管理人は決められた手順に従って精算していき、清算後に残る財産があれば国庫に返納します。

ただし、管理人を選任する申し立ては、実費や管理人への報酬に備えた数十万円以上の予納金が必要とされます。

手続きが完了するまでに長期間を要することもあり、プラスの財産が残っている場合でも申し立てが行われないままとなることも多いのが実態です。

放棄された財産は優先順に精算される

相続人がいなくなった遺産は、優先順に精算されます。

まず、債権者が最優先されます。

次いで遺言によって財産をもらい受ける受遺者、特別縁故者、共有財産の場合は遺産の共有者、国の順に優先順位が決められています。

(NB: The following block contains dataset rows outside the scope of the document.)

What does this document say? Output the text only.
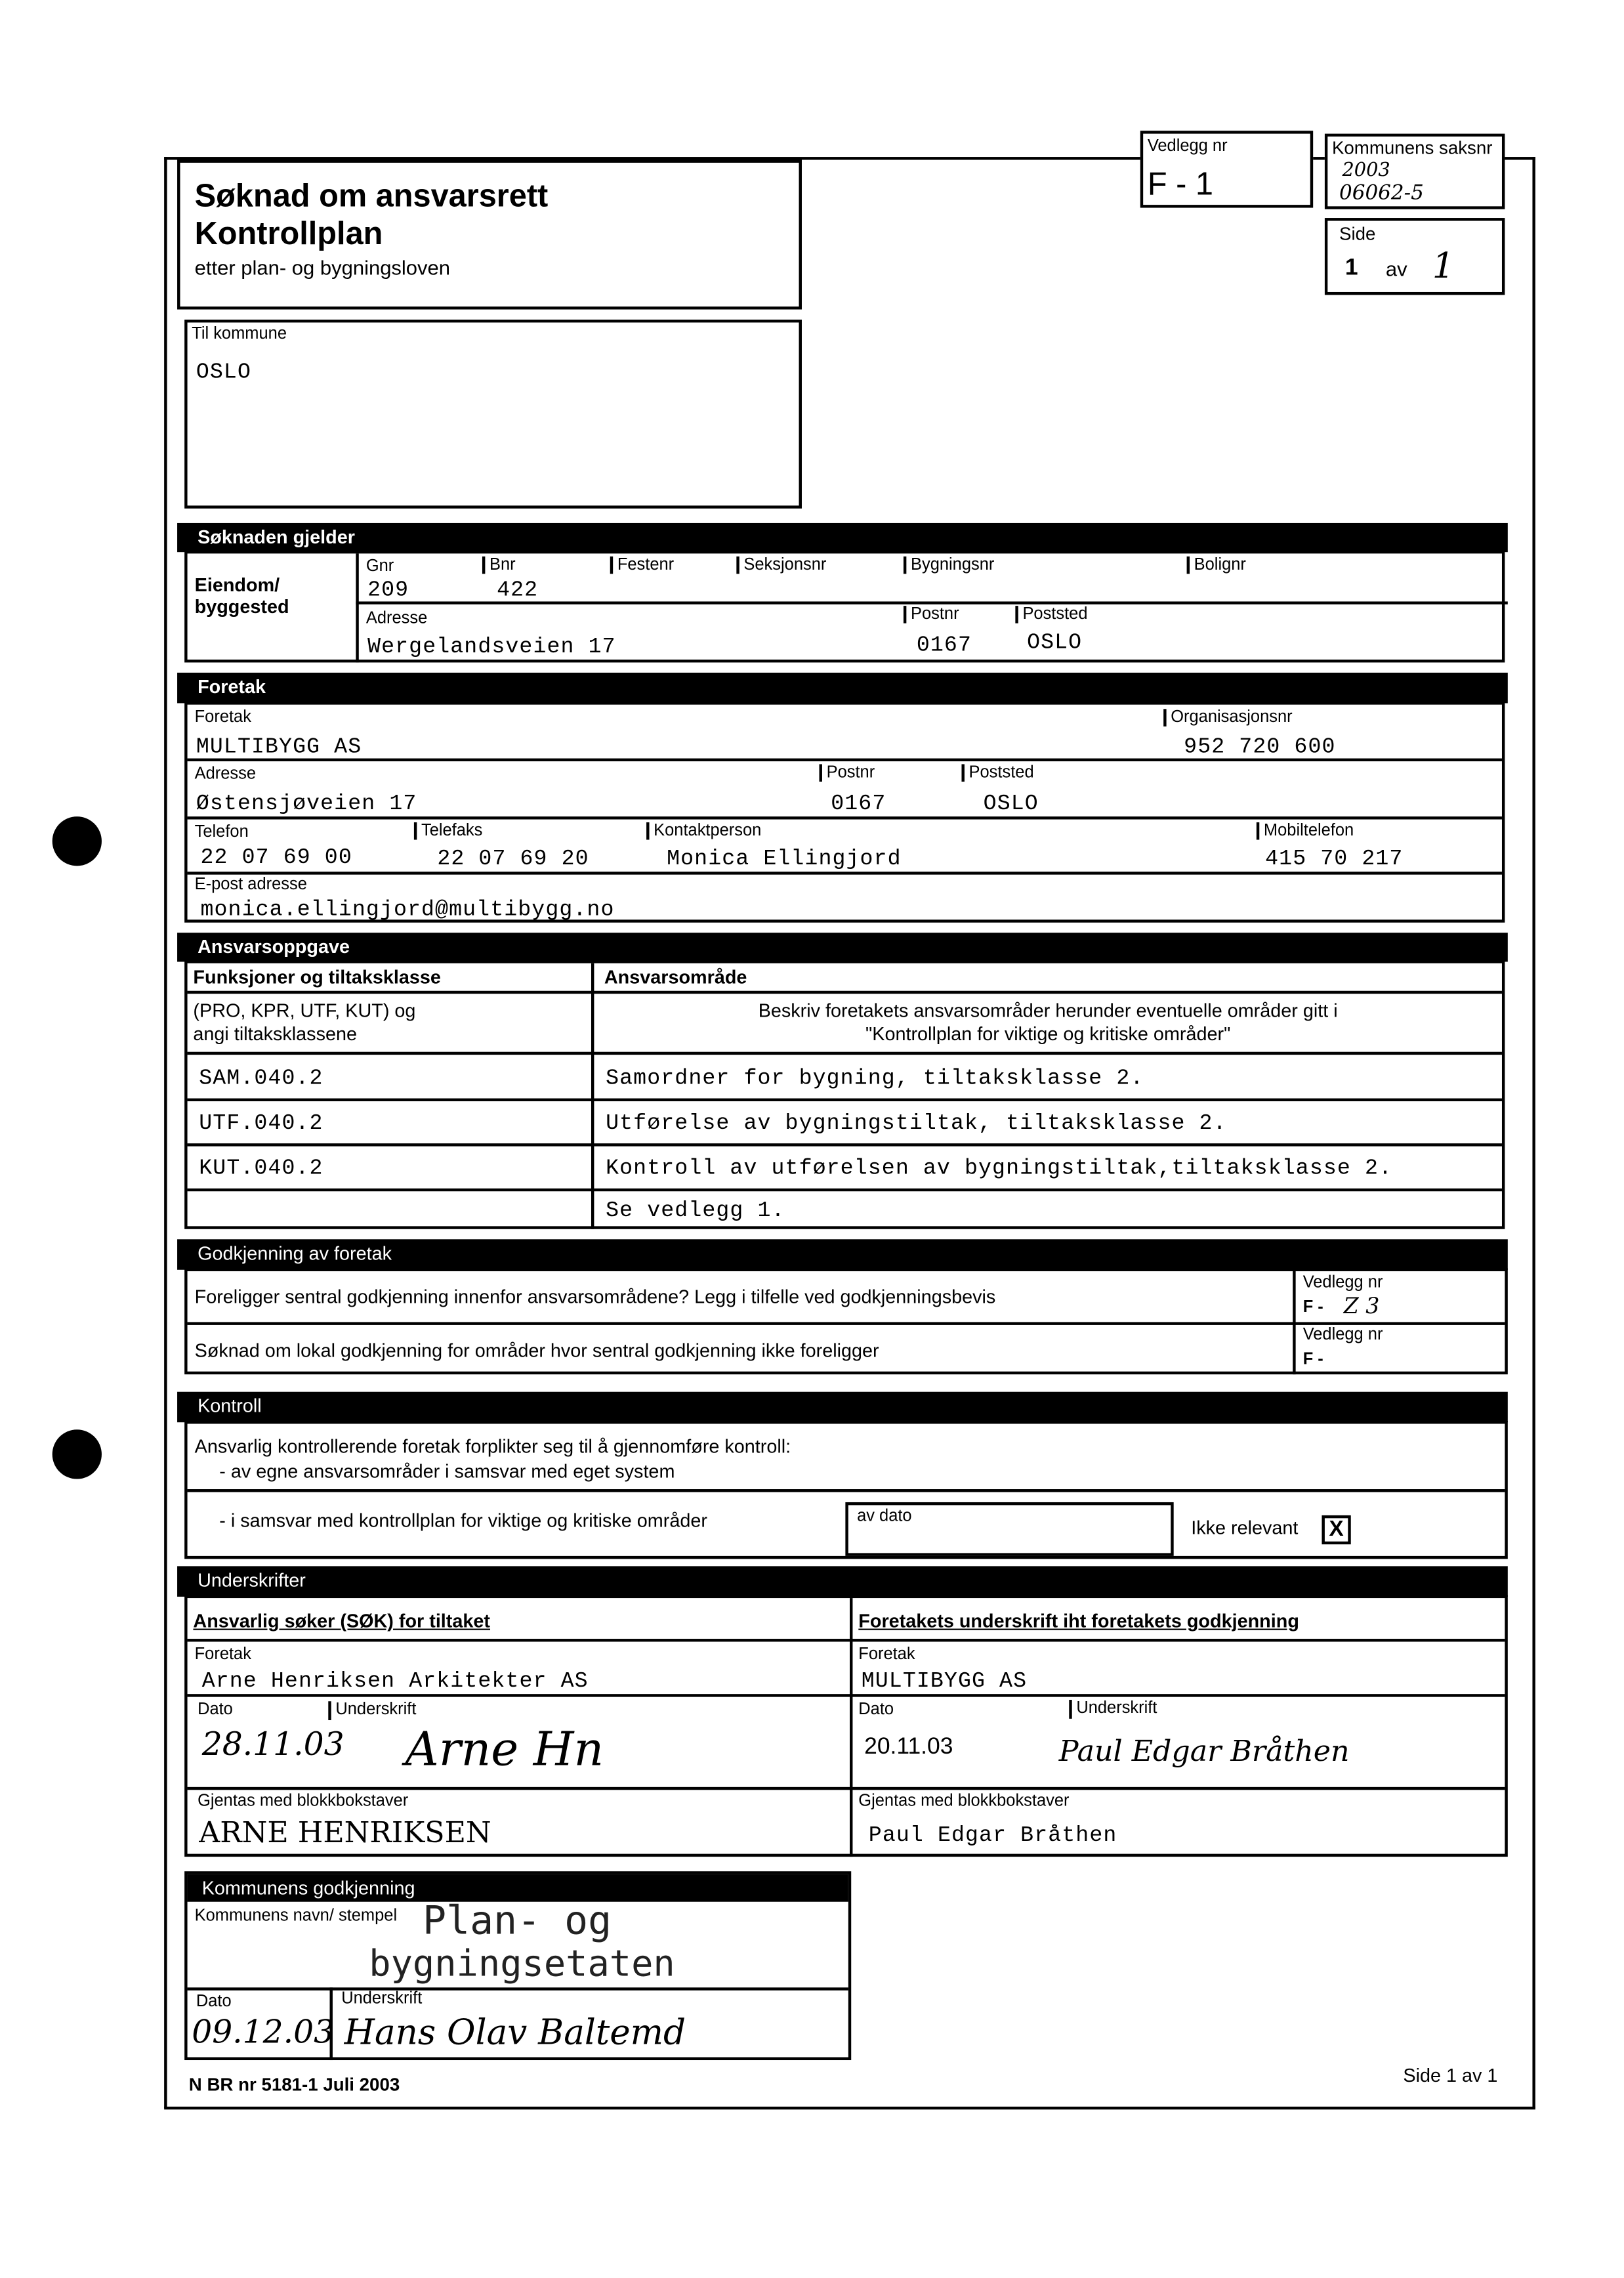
Søknad om ansvarsrett
Kontrollplan
etter plan- og bygningsloven
Vedlegg nr
F - 1
Kommunens saksnr
2003
06062-5
Side
1	av 1
Til kommune
OSLO
Søknaden gjelder
Eiendom/ byggested
Gnr
209
Bnr
422
Festenr	Seksjonsnr	Bygningsnr	Bolignr
Adresse
Wergelandsveien 17
Postnr
0167
Poststed
OSLO
Foretak
Foretak
MULTIBYGG AS
Organisasjonsnr
952 720 600
Adresse
Østensjøveien 17
Postnr
0167
Poststed
OSLO
Telefon
22 07 69 00
Telefaks
22 07 69 20
Kontaktperson
Monica Ellingjord
Mobiltelefon
415 70 217
E-post adresse
monica.ellingjord@multibygg.no
Ansvarsoppgave
Funksjoner og tiltaksklasse	Ansvarsområde
(PRO, KPR, UTF, KUT) og
angi tiltaksklassene
Beskriv foretakets ansvarsområder herunder eventuelle områder gitt i
"Kontrollplan for viktige og kritiske områder"
SAM.040.2	Samordner for bygning, tiltaksklasse 2.
UTF.040.2	Utførelse av bygningstiltak, tiltaksklasse 2.
KUT.040.2	Kontroll av utførelsen av bygningstiltak,tiltaksklasse 2.
Se vedlegg 1.
Godkjenning av foretak
Foreligger sentral godkjenning innenfor ansvarsområdene? Legg i tilfelle ved godkjenningsbevis
Vedlegg nr
F - Z 3
Søknad om lokal godkjenning for områder hvor sentral godkjenning ikke foreligger
Vedlegg nr
F -
Kontroll
Ansvarlig kontrollerende foretak forplikter seg til å gjennomføre kontroll:
- av egne ansvarsområder i samsvar med eget system
- i samsvar med kontrollplan for viktige og kritiske områder	av dato	Ikke relevant	X
Underskrifter
Ansvarlig søker (SØK) for tiltaket
Foretak
Arne Henriksen Arkitekter AS
Dato
28.11.03
Underskrift
Arne Hn
Gjentas med blokkbokstaver
ARNE HENRIKSEN
Foretakets underskrift iht foretakets godkjenning
Foretak
MULTIBYGG AS
Dato
20.11.03
Underskrift
Paul Edgar Bråthen
Gjentas med blokkbokstaver
Paul Edgar Bråthen
Kommunens godkjenning
Kommunens navn/ stempel Plan- og
bygningsetaten
Dato
09.12.03
Underskrift
Hans Olav Baltemd
N BR nr 5181-1 Juli 2003	Side 1 av 1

ここで、相続人がいなくなった遺産が整理される手順をご紹介しましょう。

まず、債権者などが家庭裁判所に管理人の選任を申し立てます。

裁判所は必要に応じて管理人を選任し、公告を行います。

公告から2カ月後に、選任された管理人は、債権者と受遺者に請求を申し出ることを促すために、官報に公告します。

期間は2カ月以上に設定されます。

期間の経過後は、相続人を探す公告を行います。

期間は、6カ月以上に設定されます。

通常、期間内に相続人が現れないことを確認し、相続人不在を確定します。

この後3カ月以内に、特別縁故者は財産分与を申し立てできます。

管理人は、遺産を現金化し、債権者や受遺者への支払いや、特別縁故者への財産分与の手続きを行います。

残りは、国庫に納めます。

まとめ

相続放棄をする場合は、相続が始まったことを知ってから3ヶ月以内に手続きをする必要があります。

兄弟が相続放棄するときは、まとめて手続きをすることも可能です。

兄弟でまとめて手続きをすると、1人ずつ手続きをする場合よりも費用が安くなります。

また、相続放棄が認められると故人の財産とは無関係になりますが、管理義務を負う可能性がありますので注意しておきましょう。